This is an introductory article about Pre-Implantation Genetic Testing for Aneuploidy (PGT-A, formerly known as PGS) using sequencing-based read-counting. The procedure is simplified and I am avoiding to talk about specific companies or products here.
Increasing the chances of a successful pregnancy by looking at the embryos chromosomes
During an IVF cycle there are in most cases multiple embryos available for transfer to the woman hoping to become pregnant. IVF treatment is expensive and a stressful experience for the woman. The goal of the treatment must therefor be to have success after one or only a few cycles. Factors contributing to success or failure of an IVF cycle are various, many of which are still poorly understood. One of the best-understood factors is the genomic make-up of the embryo(s) transferred: If the cells have a non-standard number of chromosomes, the chances of survival are very low for the embryo.
In order to select an embryo with a high chance of implantation and pregnancy, Pre-Implantation Genetic Testing for Aneuploidy (PGT-A) can be performed. This procedure can assess the genome of an embryo at a high level by identifying the number of chromosomes found in a few cells sampled. Deeper levels of genetic analysis are of course also possible, but the impact of these findings is usually poorly understood and would lead to a selection process that we should stay clear of!
Counting chromosomes by counting sequencing reads
Determining the copy-numbers of every chromosome can be reliably done with sequencing-based approaches nowadays. One way to achieve this is the read-counting method employed by many software solutions and commercial products. The method can be outlined as followed:
- Extract and amplify the DNA of a few embryonic cells
- Generate a sequencing library
- Perform shallow-depth sequencing
- Align the sequencing reads back to the human reference genome
- Count how many reads you see in the different regions and chromosomes and
- Determine the copy-numbers from this measurement.
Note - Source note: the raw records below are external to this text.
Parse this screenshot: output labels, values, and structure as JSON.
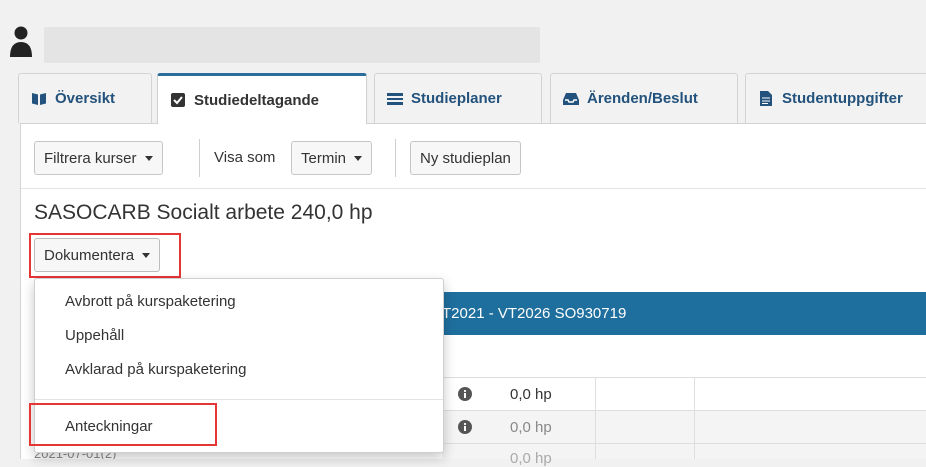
{
  "tabs": [
    {
      "label": "Översikt",
      "icon": "book-icon"
    },
    {
      "label": "Studiedeltagande",
      "icon": "checkbox-icon"
    },
    {
      "label": "Studieplaner",
      "icon": "list-icon"
    },
    {
      "label": "Ärenden/Beslut",
      "icon": "inbox-icon"
    },
    {
      "label": "Studentuppgifter",
      "icon": "document-icon"
    }
  ],
  "toolbar": {
    "filter_label": "Filtrera kurser",
    "view_label": "Visa som",
    "view_value": "Termin",
    "new_plan_label": "Ny studieplan"
  },
  "program": {
    "title": "SASOCARB Socialt arbete 240,0 hp",
    "document_button": "Dokumentera",
    "bar_text": "T2021 - VT2026 SO930719"
  },
  "menu": {
    "items": [
      "Avbrott på kurspaketering",
      "Uppehåll",
      "Avklarad på kurspaketering"
    ],
    "notes": "Anteckningar"
  },
  "table": {
    "rows": [
      {
        "hp": "0,0 hp"
      },
      {
        "hp": "0,0 hp"
      },
      {
        "hp": "0,0 hp"
      }
    ],
    "ghost_text": "2021-07-01(2)"
  },
  "colors": {
    "accent": "#1f6f9e",
    "highlight": "#e53535",
    "link": "#23527c"
  }
}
This is of course vastly simplified and cannot be discussed at every level of detail here, but we can focus on the last steps a bit further.
The theory we build on is that if the retrieval of the cells, the generation of the sequencing library and the experimental protocol are kept the same, the number of sequencing reads counted in a specific genomic region should only depend on two factors:
A. The characteristics of that genomic region: Some parts of the genome are amplified more rapidly than others and will be overrepresented in the mixture.
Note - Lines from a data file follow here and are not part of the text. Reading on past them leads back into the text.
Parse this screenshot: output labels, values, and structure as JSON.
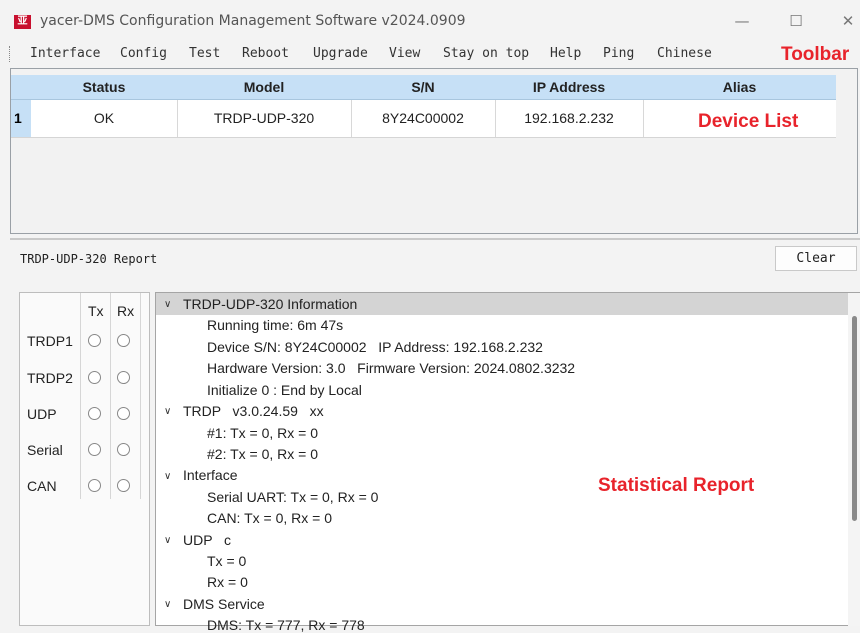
{
  "window": {
    "title": "yacer-DMS Configuration Management Software v2024.0909",
    "logo_text": "亚",
    "minimize": "—",
    "maximize": "☐",
    "close": "✕"
  },
  "menu": [
    "Interface",
    "Config",
    "Test",
    "Reboot",
    "Upgrade",
    "View",
    "Stay on top",
    "Help",
    "Ping",
    "Chinese"
  ],
  "annotations": {
    "toolbar": "Toolbar",
    "device_list": "Device List",
    "statistical_report": "Statistical Report"
  },
  "device_table": {
    "columns": [
      "Status",
      "Model",
      "S/N",
      "IP Address",
      "Alias"
    ],
    "rows": [
      {
        "index": "1",
        "status": "OK",
        "model": "TRDP-UDP-320",
        "sn": "8Y24C00002",
        "ip": "192.168.2.232",
        "alias": ""
      }
    ]
  },
  "report": {
    "title": "TRDP-UDP-320 Report",
    "clear_label": "Clear"
  },
  "txrx": {
    "tx_label": "Tx",
    "rx_label": "Rx",
    "rows": [
      "TRDP1",
      "TRDP2",
      "UDP",
      "Serial",
      "CAN"
    ]
  },
  "tree": [
    {
      "text": "TRDP-UDP-320 Information",
      "level": 0,
      "expanded": true,
      "selected": true
    },
    {
      "text": "Running time: 6m 47s",
      "level": 1
    },
    {
      "text": "Device S/N: 8Y24C00002   IP Address: 192.168.2.232",
      "level": 1
    },
    {
      "text": "Hardware Version: 3.0   Firmware Version: 2024.0802.3232",
      "level": 1
    },
    {
      "text": "Initialize 0 : End by Local",
      "level": 1
    },
    {
      "text": "TRDP   v3.0.24.59   xx",
      "level": 0,
      "expanded": true
    },
    {
      "text": "#1: Tx = 0, Rx = 0",
      "level": 1
    },
    {
      "text": "#2: Tx = 0, Rx = 0",
      "level": 1
    },
    {
      "text": "Interface",
      "level": 0,
      "expanded": true
    },
    {
      "text": "Serial UART: Tx = 0, Rx = 0",
      "level": 1
    },
    {
      "text": "CAN: Tx = 0, Rx = 0",
      "level": 1
    },
    {
      "text": "UDP   c",
      "level": 0,
      "expanded": true
    },
    {
      "text": "Tx = 0",
      "level": 1
    },
    {
      "text": "Rx = 0",
      "level": 1
    },
    {
      "text": "DMS Service",
      "level": 0,
      "expanded": true
    },
    {
      "text": "DMS: Tx = 777, Rx = 778",
      "level": 1
    }
  ],
  "colors": {
    "accent_annotation": "#e8232b",
    "grid_header": "#c6e0f6",
    "tree_selection": "#d4d4d4"
  }
}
B. The amount of input material: If there was an extra copy of the chromosome we should have more DNA going into the sequencing process and also see more reads coming out for this specific region.
Factors underlying point A are mostly based on the characteristics of the amplification reaction mentioned in step 1 above (e.g. which polymerase enzyme is used) and the base-composition of the genome itself. The latter mostly comes into play when we try to place the sequencing reads found back on the reference genome: If the genomic region the read originates from is repeated a few times on different chromosomes, this alignment process cannot reliable determine where to place the read and it has to be discarded. However, as the genome is >99% identical between individual and because the amplification reaction should be performed in a standardised way, this type of bias is relatively constant. Point A above can therefor be analysed beforehand and this amplification and mappability bias can simply be removed. This leaves us with the differences originating from point B – which are the actual differences that we are trying to assess in the embryo.
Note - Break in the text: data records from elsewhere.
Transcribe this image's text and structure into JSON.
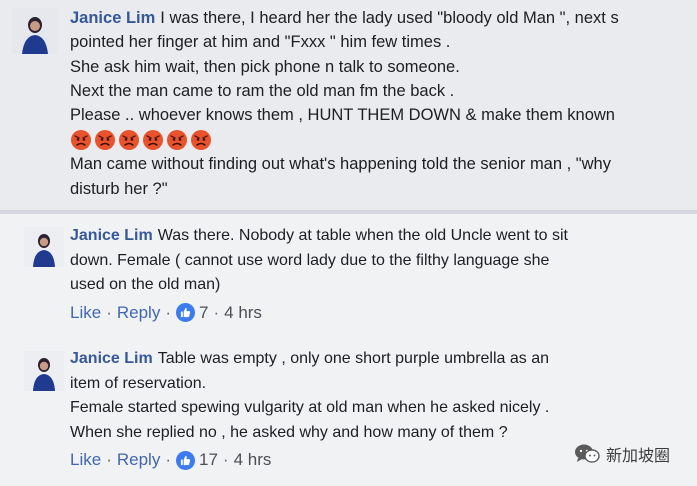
{
  "comments": [
    {
      "author": "Janice Lim",
      "lines": [
        "I was there, I heard her the lady used \"bloody old Man \", next s",
        "pointed her finger at him and \"Fxxx \" him few times .",
        "She ask him wait, then pick phone n talk to someone.",
        "Next the man came to ram the old man fm the back .",
        "Please .. whoever knows them , HUNT THEM DOWN & make them known"
      ],
      "emoji_count": 6,
      "emoji_icon": "angry-face-icon",
      "lines_after": [
        "Man came without finding out what's happening told the senior man , \"why",
        "disturb her ?\""
      ]
    },
    {
      "author": "Janice Lim",
      "lines": [
        "Was there. Nobody at table when the old Uncle went to sit",
        "down. Female ( cannot use word lady due to the filthy language she",
        "used on the old man)"
      ],
      "like_label": "Like",
      "reply_label": "Reply",
      "separator": "·",
      "reaction_count": "7",
      "timestamp": "4 hrs"
    },
    {
      "author": "Janice Lim",
      "lines": [
        "Table was empty , only one short purple umbrella as an",
        "item of reservation.",
        "Female started spewing vulgarity at old man when he asked nicely .",
        "When she replied no , he asked why and how many of them ?"
      ],
      "like_label": "Like",
      "reply_label": "Reply",
      "separator": "·",
      "reaction_count": "17",
      "timestamp": "4 hrs"
    }
  ],
  "watermark": {
    "text": "新加坡圈",
    "icon": "wechat-icon"
  },
  "colors": {
    "name": "#365899",
    "link": "#4267b2",
    "meta": "#606770",
    "like_badge": "#3b7af0",
    "emoji": "#e8532e"
  }
}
In a standard human cell there are 2 copies of each of the autosomes (chromosomes 1 to 22), this becomes our „normal“ level. If we look at the actual numbers of reads counted, we can derive the most likely copy-numbers of the region by comparing them to our normal level:
|Theoretical numbers of reads||0*||50||100||150||200|
|Assumed copy-number of the region||0||1||2||3||4|
* There will usually be a few reads erroneously found in these regions
Even with very strict protocols there will be variation in read numbers though, making the the assessment more challenging. Additional processing steps can be applied to clean and smooth the data. For this to work it is assumed that most regions are at the “normal” level and that neighbouring measurement point behave similarly in most cases.
Visualising the measured copy-numbers for each region is a key part in the embryo assessment. Autosome read counts outside of the grey shaded area in the copy-number plot above would be considered gained / lost. The sample shown seems to have 3 copies of chromosome 16. Chromosomes X & Y show copy-number 1 as this would be a male sample.
This assessment can now guide the decision which of the embryos might have the highest change of survival bases on its genomic make-up and could be selected for implantation during an IVF cycle.